Partial Fraction Expansion for Inverse Fourier Transform

Question

In many textbooks, I've seen the application of Partial Fraction Expansion (PFE) to find an inverse Fourier Transform. Let's stick to the discrete time case, and let me give you an example.

Let's say that $$X(e^{j\omega}) = \frac{-\frac{5}{6}e^{-j\omega} + 5}{1 + \frac{1}{6}e^{-j\omega} - \frac{1}{6}e^{-j2\omega}}$$ and we want to find the signal $x[n]$ that has the above DTFT. We can apply PFE and get $$X(e^{j\omega}) = \frac{A}{1 + \frac{1}{2}e^{-j\omega}} + \frac{B}{1 - \frac{1}{3}e^{-j\omega}} \tag{1}$$ where $B$ (and similarly, $A$) is given by $$B = X(e^{j\omega})\Big(1 - \frac{1}{3}e^{-j\omega}\Big)\Big|_{e^{-j\omega}=3}$$

I know now that we can set $u = e^{-j\omega}$ and turn this into

$$B = X(u)\Big(1 - \frac{1}{3}u\Big)\Big|_{u=3}$$

However, setting $u = e^{-j\omega} = 3$ does not look good to me, because this equation has no real solution for $\omega$.

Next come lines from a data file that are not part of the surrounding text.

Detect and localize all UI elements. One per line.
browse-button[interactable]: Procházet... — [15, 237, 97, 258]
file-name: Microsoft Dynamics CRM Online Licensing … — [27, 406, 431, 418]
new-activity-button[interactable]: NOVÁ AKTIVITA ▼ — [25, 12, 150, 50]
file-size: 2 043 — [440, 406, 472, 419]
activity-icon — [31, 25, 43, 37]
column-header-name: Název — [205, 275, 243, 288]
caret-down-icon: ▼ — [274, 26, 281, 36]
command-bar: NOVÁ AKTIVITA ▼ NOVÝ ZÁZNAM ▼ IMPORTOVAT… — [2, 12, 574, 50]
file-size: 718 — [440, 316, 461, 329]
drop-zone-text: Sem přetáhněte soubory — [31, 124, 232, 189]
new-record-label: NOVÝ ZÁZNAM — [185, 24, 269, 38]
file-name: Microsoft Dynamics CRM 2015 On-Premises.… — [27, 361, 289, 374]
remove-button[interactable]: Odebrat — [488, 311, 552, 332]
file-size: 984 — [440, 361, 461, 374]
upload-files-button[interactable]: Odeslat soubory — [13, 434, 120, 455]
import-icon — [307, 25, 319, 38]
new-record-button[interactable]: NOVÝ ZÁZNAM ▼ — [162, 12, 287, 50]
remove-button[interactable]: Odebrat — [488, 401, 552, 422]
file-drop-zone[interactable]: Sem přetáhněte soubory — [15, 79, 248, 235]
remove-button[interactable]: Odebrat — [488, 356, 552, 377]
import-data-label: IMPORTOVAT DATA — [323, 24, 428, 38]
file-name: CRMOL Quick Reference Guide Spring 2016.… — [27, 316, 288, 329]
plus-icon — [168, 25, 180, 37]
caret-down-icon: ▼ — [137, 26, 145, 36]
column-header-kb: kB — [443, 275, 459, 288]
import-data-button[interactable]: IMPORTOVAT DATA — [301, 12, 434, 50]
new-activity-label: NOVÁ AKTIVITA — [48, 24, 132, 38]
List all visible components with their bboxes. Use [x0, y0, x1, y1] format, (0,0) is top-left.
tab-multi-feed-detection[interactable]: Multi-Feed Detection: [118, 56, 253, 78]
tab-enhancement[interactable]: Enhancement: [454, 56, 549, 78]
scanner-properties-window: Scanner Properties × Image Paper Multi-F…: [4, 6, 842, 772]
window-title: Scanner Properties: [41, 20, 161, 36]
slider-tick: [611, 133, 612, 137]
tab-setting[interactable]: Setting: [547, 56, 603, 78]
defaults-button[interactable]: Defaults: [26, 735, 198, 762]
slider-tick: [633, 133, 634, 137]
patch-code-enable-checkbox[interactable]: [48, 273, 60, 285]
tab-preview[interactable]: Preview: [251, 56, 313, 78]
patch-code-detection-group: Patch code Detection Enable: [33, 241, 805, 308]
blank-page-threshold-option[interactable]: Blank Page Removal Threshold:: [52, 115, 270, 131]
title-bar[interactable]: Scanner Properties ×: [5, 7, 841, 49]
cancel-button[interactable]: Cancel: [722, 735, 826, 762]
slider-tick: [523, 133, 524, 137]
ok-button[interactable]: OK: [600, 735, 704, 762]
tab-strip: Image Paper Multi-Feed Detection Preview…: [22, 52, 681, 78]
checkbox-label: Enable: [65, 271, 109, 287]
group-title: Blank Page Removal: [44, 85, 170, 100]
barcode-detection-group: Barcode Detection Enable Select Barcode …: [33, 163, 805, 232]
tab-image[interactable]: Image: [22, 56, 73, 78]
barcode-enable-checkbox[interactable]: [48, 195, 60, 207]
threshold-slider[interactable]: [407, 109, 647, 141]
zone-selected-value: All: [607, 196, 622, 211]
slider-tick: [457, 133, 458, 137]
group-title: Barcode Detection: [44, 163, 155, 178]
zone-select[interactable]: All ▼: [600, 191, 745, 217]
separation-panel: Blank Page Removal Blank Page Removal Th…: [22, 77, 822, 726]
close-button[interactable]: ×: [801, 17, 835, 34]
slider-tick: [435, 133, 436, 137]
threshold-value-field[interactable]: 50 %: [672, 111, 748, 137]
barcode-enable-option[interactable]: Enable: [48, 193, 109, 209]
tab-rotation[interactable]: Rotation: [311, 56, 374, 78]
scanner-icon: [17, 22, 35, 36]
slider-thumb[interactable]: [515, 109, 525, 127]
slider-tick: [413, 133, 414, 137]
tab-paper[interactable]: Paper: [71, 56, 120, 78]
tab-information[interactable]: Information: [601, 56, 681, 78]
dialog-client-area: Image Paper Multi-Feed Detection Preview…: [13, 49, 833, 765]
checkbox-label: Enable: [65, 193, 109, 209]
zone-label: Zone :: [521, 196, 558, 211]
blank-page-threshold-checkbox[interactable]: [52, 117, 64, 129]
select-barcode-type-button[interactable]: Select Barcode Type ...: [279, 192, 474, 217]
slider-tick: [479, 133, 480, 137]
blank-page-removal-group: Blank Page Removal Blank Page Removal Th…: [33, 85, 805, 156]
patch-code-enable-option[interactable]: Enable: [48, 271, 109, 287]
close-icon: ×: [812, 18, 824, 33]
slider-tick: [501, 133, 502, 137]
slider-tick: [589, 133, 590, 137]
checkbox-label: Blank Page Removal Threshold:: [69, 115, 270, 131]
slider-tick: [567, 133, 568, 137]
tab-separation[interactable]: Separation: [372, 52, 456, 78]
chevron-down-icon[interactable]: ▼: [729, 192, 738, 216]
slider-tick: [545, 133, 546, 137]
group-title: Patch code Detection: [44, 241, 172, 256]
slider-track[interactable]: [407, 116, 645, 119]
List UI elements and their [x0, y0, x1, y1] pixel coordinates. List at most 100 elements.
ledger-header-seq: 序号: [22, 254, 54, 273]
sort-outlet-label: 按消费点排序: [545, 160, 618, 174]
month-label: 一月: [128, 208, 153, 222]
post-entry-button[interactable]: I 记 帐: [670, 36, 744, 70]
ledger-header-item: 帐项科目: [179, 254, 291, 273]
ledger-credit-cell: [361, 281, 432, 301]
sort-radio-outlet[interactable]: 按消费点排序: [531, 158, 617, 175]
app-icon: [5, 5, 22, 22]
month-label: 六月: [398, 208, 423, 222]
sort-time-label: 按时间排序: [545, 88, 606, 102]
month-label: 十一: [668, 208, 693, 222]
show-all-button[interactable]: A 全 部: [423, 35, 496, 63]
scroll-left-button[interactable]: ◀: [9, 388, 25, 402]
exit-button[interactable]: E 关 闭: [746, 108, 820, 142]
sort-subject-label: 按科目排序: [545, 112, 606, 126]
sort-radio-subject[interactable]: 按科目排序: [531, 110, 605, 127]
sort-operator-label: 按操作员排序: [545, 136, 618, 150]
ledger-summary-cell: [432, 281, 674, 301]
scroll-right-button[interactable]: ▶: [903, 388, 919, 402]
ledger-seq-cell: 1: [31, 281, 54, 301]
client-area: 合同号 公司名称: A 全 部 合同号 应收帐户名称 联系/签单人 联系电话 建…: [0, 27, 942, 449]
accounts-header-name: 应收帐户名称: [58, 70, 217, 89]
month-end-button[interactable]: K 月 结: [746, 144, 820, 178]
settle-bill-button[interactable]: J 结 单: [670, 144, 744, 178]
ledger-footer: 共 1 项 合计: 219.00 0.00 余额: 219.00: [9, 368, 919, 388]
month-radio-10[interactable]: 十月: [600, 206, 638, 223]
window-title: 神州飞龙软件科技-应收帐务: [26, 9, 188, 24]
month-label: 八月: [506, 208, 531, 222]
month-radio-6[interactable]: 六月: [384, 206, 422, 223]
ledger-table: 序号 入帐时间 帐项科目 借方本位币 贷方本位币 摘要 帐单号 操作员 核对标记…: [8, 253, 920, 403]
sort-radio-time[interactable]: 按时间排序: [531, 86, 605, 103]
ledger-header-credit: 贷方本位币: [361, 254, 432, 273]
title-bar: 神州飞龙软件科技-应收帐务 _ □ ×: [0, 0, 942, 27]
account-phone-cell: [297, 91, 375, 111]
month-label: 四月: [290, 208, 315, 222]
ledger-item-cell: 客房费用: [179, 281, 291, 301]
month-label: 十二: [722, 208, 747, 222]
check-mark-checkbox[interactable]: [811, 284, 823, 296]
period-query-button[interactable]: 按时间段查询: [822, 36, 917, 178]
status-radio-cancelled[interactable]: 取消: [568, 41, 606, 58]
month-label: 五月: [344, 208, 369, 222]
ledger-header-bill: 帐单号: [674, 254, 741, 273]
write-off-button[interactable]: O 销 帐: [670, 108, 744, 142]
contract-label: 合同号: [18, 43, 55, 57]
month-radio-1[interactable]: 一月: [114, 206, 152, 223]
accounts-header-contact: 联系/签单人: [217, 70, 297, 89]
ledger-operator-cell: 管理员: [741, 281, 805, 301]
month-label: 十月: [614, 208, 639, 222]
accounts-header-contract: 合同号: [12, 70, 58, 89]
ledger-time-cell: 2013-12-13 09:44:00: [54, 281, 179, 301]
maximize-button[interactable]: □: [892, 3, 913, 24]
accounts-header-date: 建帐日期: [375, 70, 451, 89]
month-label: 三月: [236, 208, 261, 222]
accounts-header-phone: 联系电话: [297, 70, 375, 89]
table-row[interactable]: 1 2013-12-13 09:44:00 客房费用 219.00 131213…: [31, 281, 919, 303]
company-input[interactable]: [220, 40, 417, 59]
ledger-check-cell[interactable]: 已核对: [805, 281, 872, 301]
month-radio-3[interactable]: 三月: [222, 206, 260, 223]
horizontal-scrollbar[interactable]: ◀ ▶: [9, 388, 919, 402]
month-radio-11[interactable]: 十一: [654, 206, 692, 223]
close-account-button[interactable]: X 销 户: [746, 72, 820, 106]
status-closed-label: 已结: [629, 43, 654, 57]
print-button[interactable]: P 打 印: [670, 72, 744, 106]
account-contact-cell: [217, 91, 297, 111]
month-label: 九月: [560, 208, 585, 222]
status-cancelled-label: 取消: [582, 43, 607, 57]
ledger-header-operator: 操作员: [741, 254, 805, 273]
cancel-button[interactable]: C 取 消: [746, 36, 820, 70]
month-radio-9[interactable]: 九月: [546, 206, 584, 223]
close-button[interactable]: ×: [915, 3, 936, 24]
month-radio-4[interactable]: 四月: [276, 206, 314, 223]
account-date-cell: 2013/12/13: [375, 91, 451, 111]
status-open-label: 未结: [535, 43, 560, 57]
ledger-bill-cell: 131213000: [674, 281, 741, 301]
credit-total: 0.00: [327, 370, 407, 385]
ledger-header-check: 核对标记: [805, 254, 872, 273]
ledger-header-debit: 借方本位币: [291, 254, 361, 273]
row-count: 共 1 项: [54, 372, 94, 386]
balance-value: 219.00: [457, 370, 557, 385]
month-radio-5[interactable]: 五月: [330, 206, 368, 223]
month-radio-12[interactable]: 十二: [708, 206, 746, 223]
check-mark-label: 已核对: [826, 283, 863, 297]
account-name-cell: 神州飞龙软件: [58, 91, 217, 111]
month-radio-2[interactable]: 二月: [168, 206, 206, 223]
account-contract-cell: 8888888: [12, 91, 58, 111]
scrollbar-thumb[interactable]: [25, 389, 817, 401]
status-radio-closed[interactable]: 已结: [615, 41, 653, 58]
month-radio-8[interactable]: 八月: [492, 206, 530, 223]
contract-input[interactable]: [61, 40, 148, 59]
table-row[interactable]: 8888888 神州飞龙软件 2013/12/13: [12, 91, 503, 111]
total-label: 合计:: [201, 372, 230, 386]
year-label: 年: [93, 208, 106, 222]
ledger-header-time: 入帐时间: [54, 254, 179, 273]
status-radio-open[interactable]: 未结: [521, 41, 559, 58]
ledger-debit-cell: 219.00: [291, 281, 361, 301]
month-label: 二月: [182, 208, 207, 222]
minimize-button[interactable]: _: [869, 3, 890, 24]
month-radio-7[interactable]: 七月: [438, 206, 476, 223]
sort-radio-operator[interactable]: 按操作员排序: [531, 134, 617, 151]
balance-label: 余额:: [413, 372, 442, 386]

What do I miss in this application of PFE?

Answer 1

You should indeed replace $e^{j\omega}$ by the more general complex variable $z$ because when talking about poles and zeros of a rational function, you must consider the whole complex plane. The fact that $e^{-j\omega}=3$ doesn't have a real solution just means that the corresponding pole does not lie on the unit circle.

After having performed the partial fraction expansion, there is nothing that keeps you from setting $z=e^{j\omega}$.